Now, when I build test, I get the following exception:
buildcol.pl> **** Indexing Doc 3
buildcol.pl> org.xml.sax.SAXParseException: Next character must be ";"
terminating reference to entity "A".
buildcol.pl> at
org.apache.crimson.parser.Parser2.fatal(Parser2.java:3182)
buildcol.pl> at
org.apache.crimson.parser.Parser2.fatal(Parser2.java:3176)
buildcol.pl> at
org.apache.crimson.parser.Parser2.nextChar(Parser2.java:3098)
buildcol.pl> at
org.apache.crimson.parser.Parser2.maybeReferenceInContent(Parser2.java:2421)
buildcol.pl> at
org.apache.crimson.parser.Parser2.content(Parser2.java:1833)
buildcol.pl> at
org.apache.crimson.parser.Parser2.maybeElement(Parser2.java:1507)
buildcol.pl> at
org.apache.crimson.parser.Parser2.content(Parser2.java:1779)
buildcol.pl> at
org.apache.crimson.parser.Parser2.maybeElement(Parser2.java:1507)
buildcol.pl> at
org.apache.crimson.parser.Parser2.parseInternal(Parser2.java:500)
buildcol.pl> at
org.apache.crimson.parser.Parser2.parse(Parser2.java:305)
buildcol.pl> at
org.apache.crimson.parser.XMLReaderImpl.parse(XMLReaderImpl.java:442)
buildcol.pl> at javax.xml.parsers.SAXParser.parse(SAXParser.java:345)
buildcol.pl> at Indexer.index(Indexer.java:87)
buildcol.pl> at IndexXML.indexFile(IndexXML.java:43)
buildcol.pl> at GS2LuceneIndexer.main(GS2LuceneIndexer.java:51)
buildcol.pl> parse error:

Each time I rebuild the collection this exception appears for random doc
numbers (Its Doc1 in the first build, Doc2 or Doc3 in the 2nd build and so
on and sometimes without any doc numbers).

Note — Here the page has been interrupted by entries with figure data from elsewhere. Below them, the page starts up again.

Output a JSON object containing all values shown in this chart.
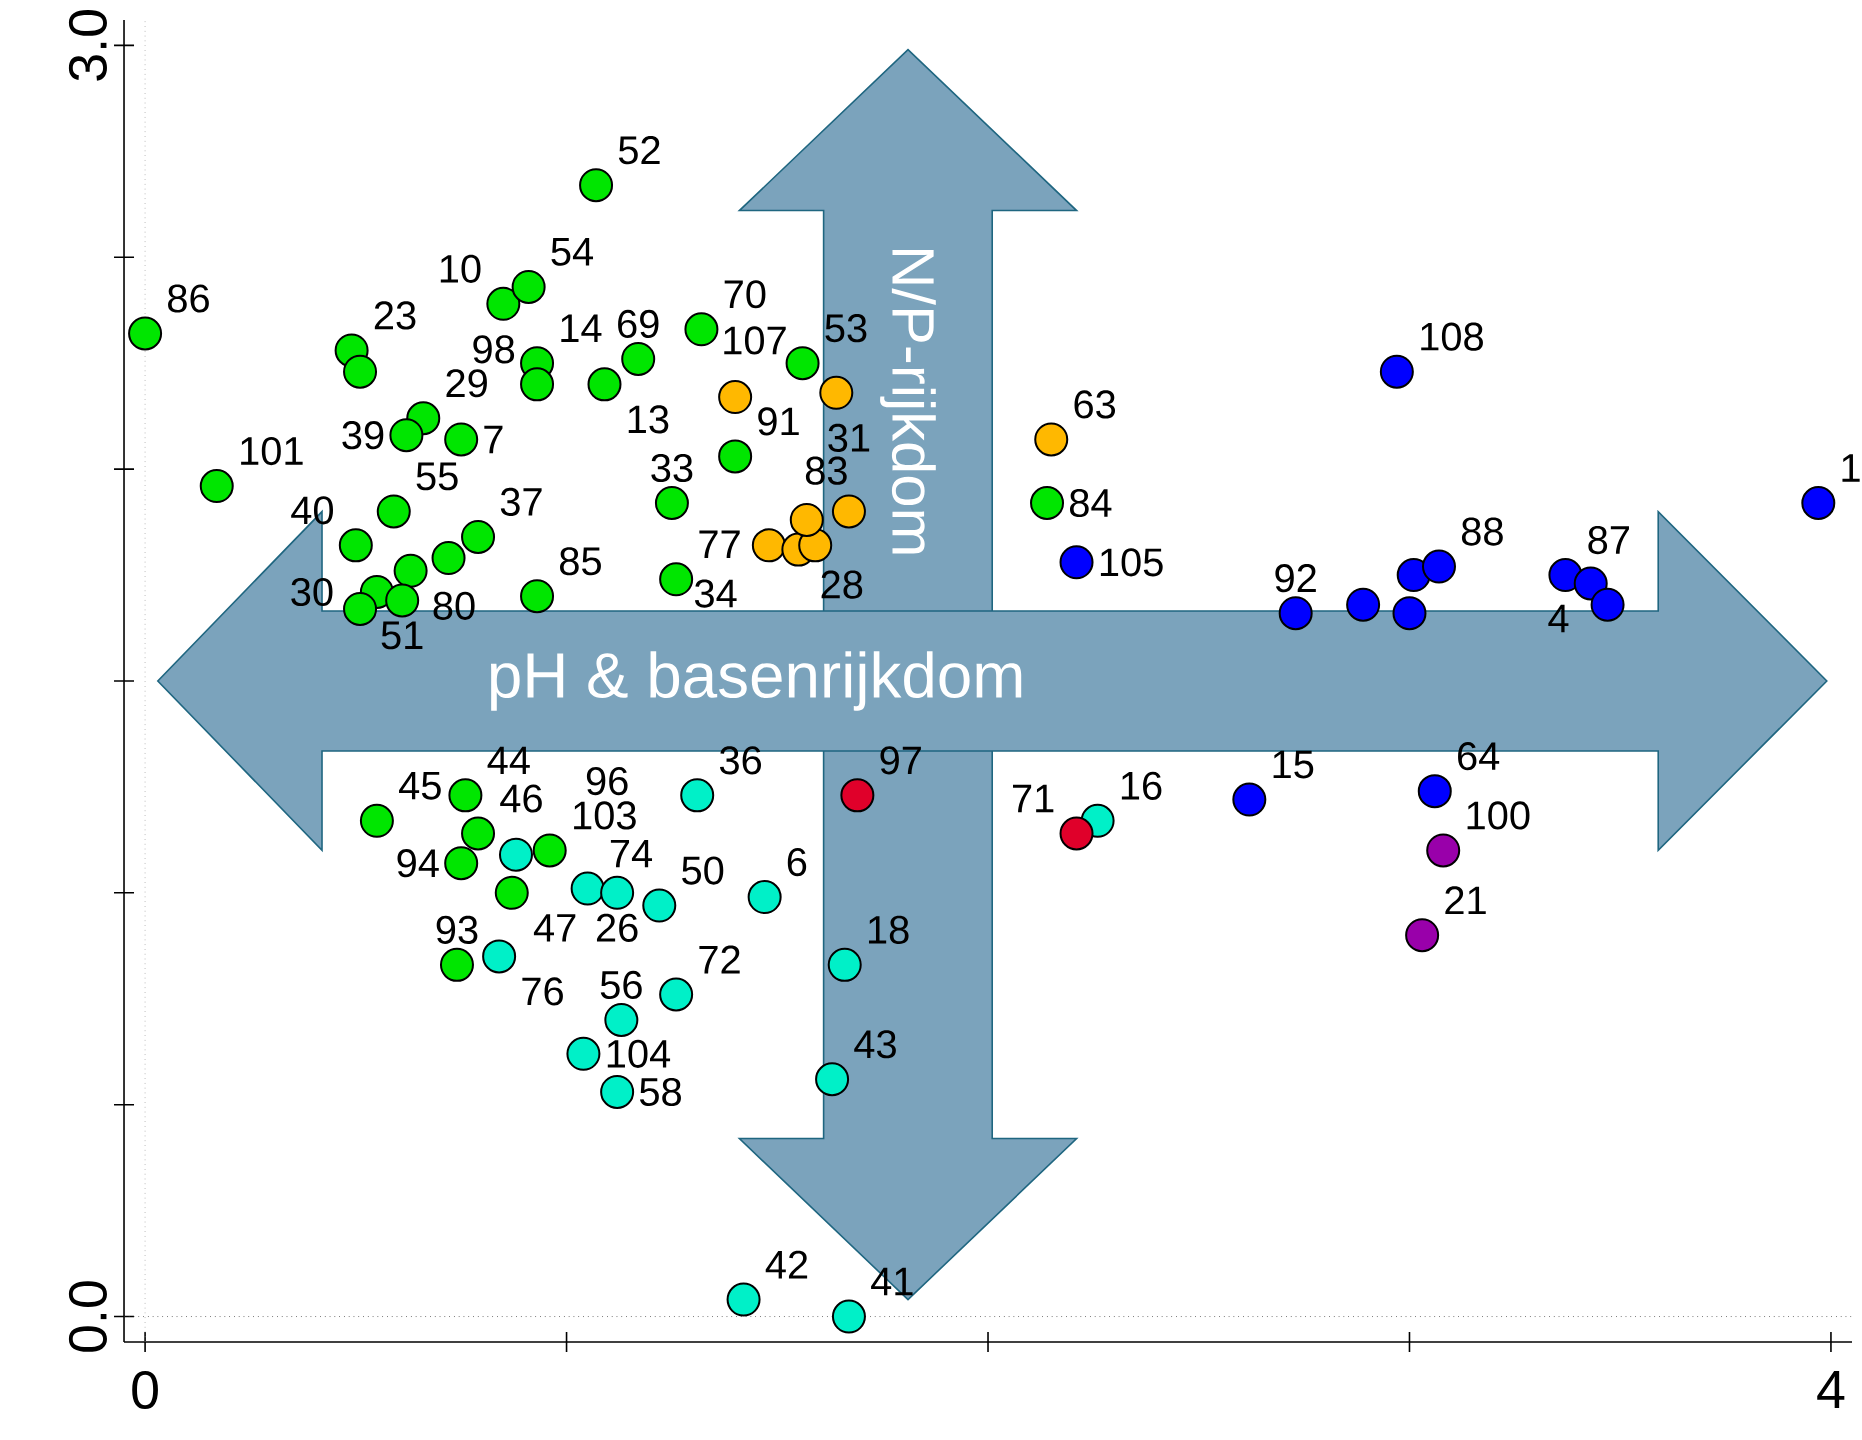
{
  "chart_data": {
    "type": "scatter",
    "marker": "circle",
    "xlim": [
      -0.05,
      4.05
    ],
    "ylim": [
      -0.06,
      3.06
    ],
    "xticks": [
      0,
      {
        "value": 1,
        "label": null
      },
      {
        "value": 2,
        "label": null
      },
      {
        "value": 3,
        "label": null
      },
      4
    ],
    "yticks": [
      {
        "value": 0,
        "label": "0.0"
      },
      {
        "value": 0.5,
        "label": null
      },
      {
        "value": 1,
        "label": null
      },
      {
        "value": 1.5,
        "label": null
      },
      {
        "value": 2,
        "label": null
      },
      {
        "value": 2.5,
        "label": null
      },
      {
        "value": 3,
        "label": "3.0"
      }
    ],
    "ref_lines": [
      {
        "axis": "x",
        "value": 0,
        "line_style": "dotted",
        "color": "#999999"
      },
      {
        "axis": "y",
        "value": 0,
        "line_style": "dotted",
        "color": "#333333"
      }
    ],
    "series": [
      {
        "color": "#00e600",
        "x": [
          0.0,
          0.17,
          1.07,
          0.85,
          0.91,
          0.49,
          0.51,
          0.66,
          0.62,
          0.75,
          0.93,
          0.93,
          1.17,
          1.09,
          1.32,
          1.56,
          1.4,
          1.25,
          0.5,
          0.59,
          0.63,
          0.72,
          0.79,
          0.93,
          1.26,
          0.55,
          0.61,
          0.51,
          0.55,
          0.76,
          0.79,
          0.75,
          0.87,
          0.96,
          0.74,
          2.14
        ],
        "values": [
          2.32,
          1.96,
          2.67,
          2.39,
          2.43,
          2.28,
          2.23,
          2.12,
          2.08,
          2.07,
          2.25,
          2.2,
          2.26,
          2.2,
          2.33,
          2.25,
          2.03,
          1.92,
          1.82,
          1.9,
          1.76,
          1.79,
          1.84,
          1.7,
          1.74,
          1.71,
          1.69,
          1.67,
          1.17,
          1.23,
          1.14,
          1.07,
          1.0,
          1.1,
          0.83,
          1.92
        ]
      },
      {
        "color": "#ffb800",
        "x": [
          1.4,
          1.64,
          1.48,
          1.55,
          1.59,
          1.57,
          1.67,
          2.15
        ],
        "values": [
          2.17,
          2.18,
          1.82,
          1.81,
          1.82,
          1.88,
          1.9,
          2.07
        ]
      },
      {
        "color": "#0000ff",
        "x": [
          2.21,
          2.97,
          3.97,
          2.73,
          2.89,
          3.01,
          3.07,
          3.0,
          3.37,
          3.43,
          3.47,
          2.62,
          3.06
        ],
        "values": [
          1.78,
          2.23,
          1.92,
          1.66,
          1.68,
          1.75,
          1.77,
          1.66,
          1.75,
          1.73,
          1.68,
          1.22,
          1.24
        ]
      },
      {
        "color": "#00f0c8",
        "x": [
          1.31,
          1.47,
          1.66,
          1.63,
          1.42,
          1.67,
          2.26,
          0.88,
          1.05,
          1.12,
          1.22,
          0.84,
          1.13,
          1.04,
          1.12,
          1.26
        ],
        "values": [
          1.23,
          0.99,
          0.83,
          0.56,
          0.04,
          0.0,
          1.17,
          1.09,
          1.01,
          1.0,
          0.97,
          0.85,
          0.7,
          0.62,
          0.53,
          0.76
        ]
      },
      {
        "color": "#e0002a",
        "x": [
          1.69,
          2.21
        ],
        "values": [
          1.23,
          1.14
        ]
      },
      {
        "color": "#9900aa",
        "x": [
          3.08,
          3.03
        ],
        "values": [
          1.1,
          0.9
        ]
      }
    ],
    "annotations": [
      "pH & basenrijkdom",
      "N/P-rijkdom",
      {
        "text": "86",
        "x": 0.0,
        "y": 2.32
      },
      {
        "text": "101",
        "x": 0.17,
        "y": 1.96
      },
      {
        "text": "52",
        "x": 1.07,
        "y": 2.67
      },
      {
        "text": "10",
        "x": 0.85,
        "y": 2.39
      },
      {
        "text": "54",
        "x": 0.91,
        "y": 2.43
      },
      {
        "text": "23",
        "x": 0.49,
        "y": 2.28
      },
      {
        "text": "29",
        "x": 0.66,
        "y": 2.12
      },
      {
        "text": "39",
        "x": 0.62,
        "y": 2.08
      },
      {
        "text": "7",
        "x": 0.75,
        "y": 2.07
      },
      {
        "text": "14",
        "x": 0.93,
        "y": 2.25
      },
      {
        "text": "98",
        "x": 0.93,
        "y": 2.2
      },
      {
        "text": "69",
        "x": 1.17,
        "y": 2.26
      },
      {
        "text": "13",
        "x": 1.09,
        "y": 2.2
      },
      {
        "text": "70",
        "x": 1.32,
        "y": 2.33
      },
      {
        "text": "53",
        "x": 1.56,
        "y": 2.25
      },
      {
        "text": "91",
        "x": 1.4,
        "y": 2.03
      },
      {
        "text": "33",
        "x": 1.25,
        "y": 1.92
      },
      {
        "text": "40",
        "x": 0.5,
        "y": 1.82
      },
      {
        "text": "55",
        "x": 0.59,
        "y": 1.9
      },
      {
        "text": "80",
        "x": 0.63,
        "y": 1.76
      },
      {
        "text": "37",
        "x": 0.79,
        "y": 1.84
      },
      {
        "text": "85",
        "x": 0.93,
        "y": 1.7
      },
      {
        "text": "77",
        "x": 1.26,
        "y": 1.74
      },
      {
        "text": "51",
        "x": 0.61,
        "y": 1.69
      },
      {
        "text": "30",
        "x": 0.55,
        "y": 1.71
      },
      {
        "text": "45",
        "x": 0.55,
        "y": 1.17
      },
      {
        "text": "44",
        "x": 0.76,
        "y": 1.23
      },
      {
        "text": "46",
        "x": 0.79,
        "y": 1.14
      },
      {
        "text": "94",
        "x": 0.75,
        "y": 1.07
      },
      {
        "text": "47",
        "x": 0.87,
        "y": 1.0
      },
      {
        "text": "103",
        "x": 0.96,
        "y": 1.1
      },
      {
        "text": "93",
        "x": 0.74,
        "y": 0.83
      },
      {
        "text": "84",
        "x": 2.14,
        "y": 1.92
      },
      {
        "text": "83",
        "x": 1.4,
        "y": 2.17
      },
      {
        "text": "107",
        "x": 1.64,
        "y": 2.18
      },
      {
        "text": "28",
        "x": 1.55,
        "y": 1.81
      },
      {
        "text": "34",
        "x": 1.57,
        "y": 1.88
      },
      {
        "text": "31",
        "x": 1.67,
        "y": 1.9
      },
      {
        "text": "63",
        "x": 2.15,
        "y": 2.07
      },
      {
        "text": "105",
        "x": 2.21,
        "y": 1.78
      },
      {
        "text": "108",
        "x": 2.97,
        "y": 2.23
      },
      {
        "text": "1",
        "x": 3.97,
        "y": 1.92
      },
      {
        "text": "92",
        "x": 2.73,
        "y": 1.66
      },
      {
        "text": "88",
        "x": 3.07,
        "y": 1.77
      },
      {
        "text": "87",
        "x": 3.37,
        "y": 1.75
      },
      {
        "text": "4",
        "x": 3.43,
        "y": 1.73
      },
      {
        "text": "15",
        "x": 2.62,
        "y": 1.22
      },
      {
        "text": "64",
        "x": 3.06,
        "y": 1.24
      },
      {
        "text": "36",
        "x": 1.31,
        "y": 1.23
      },
      {
        "text": "6",
        "x": 1.47,
        "y": 0.99
      },
      {
        "text": "18",
        "x": 1.66,
        "y": 0.83
      },
      {
        "text": "43",
        "x": 1.63,
        "y": 0.56
      },
      {
        "text": "42",
        "x": 1.42,
        "y": 0.04
      },
      {
        "text": "41",
        "x": 1.67,
        "y": 0.0
      },
      {
        "text": "16",
        "x": 2.26,
        "y": 1.17
      },
      {
        "text": "96",
        "x": 0.88,
        "y": 1.09
      },
      {
        "text": "74",
        "x": 1.05,
        "y": 1.01
      },
      {
        "text": "26",
        "x": 1.12,
        "y": 1.0
      },
      {
        "text": "50",
        "x": 1.22,
        "y": 0.97
      },
      {
        "text": "76",
        "x": 0.84,
        "y": 0.85
      },
      {
        "text": "56",
        "x": 1.13,
        "y": 0.7
      },
      {
        "text": "104",
        "x": 1.04,
        "y": 0.62
      },
      {
        "text": "58",
        "x": 1.12,
        "y": 0.53
      },
      {
        "text": "72",
        "x": 1.26,
        "y": 0.76
      },
      {
        "text": "97",
        "x": 1.69,
        "y": 1.23
      },
      {
        "text": "71",
        "x": 2.21,
        "y": 1.14
      },
      {
        "text": "100",
        "x": 3.08,
        "y": 1.1
      },
      {
        "text": "21",
        "x": 3.03,
        "y": 0.9
      }
    ]
  }
}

This works fine when the
indexes are built using mgpp and no exceptions are thrown! This error is
thrown for only one doc but other docs are also not displayed on the
grenstone page.


> I'll have a look. But just to check, do both your collections have the
> same structure? most importantly they need to have the same index names.
> this means that unless you manually rename indexes, you can't cross
> collection search across different types (mg, mgpp, lucene) of collections.

I tried renaming the .cfs files in one of the collections to have the same
name as the other, but I am unable to search the collections.

> > 1. It seems to be working for word docs only. When I use text and pdf
> > files, the text is not displayed on the greenstone page.
>
> this is strange. Lucene works off the archive files, not off the import
> documents, so it shouldn't make any difference what type of documents
> they were.
> Have a look at the documents in index/text/hashid/doc.xml - this is
> where the text is taken from. Is there text in there?
> are there other differences between the word and pdf docs? eg do your
> word docs have sections while the others don't?
> are you using section level in your index or just document level?

The text is present in the doc.xml files. I am using document level in my
indexes

> > 2. No unicode search
> Michael is currently fixing this.

Oh! that's nice!

> > 3. The page display is very slow. It takes about 15-30 secs to open a page
> > on localhost
> >
> yes, we have noticed. Will look into it at some stage.

Okay.

> Just out of interest, why do you want to use lucene?

We have 2 search applications that run on lucene but have different
document bases. We want to integrate these applications and make them
searchable by a single search engine. That explains the stuggles with
lucene!!! :)

Hope the info furnished above helps! :)

Regards,
Chaitra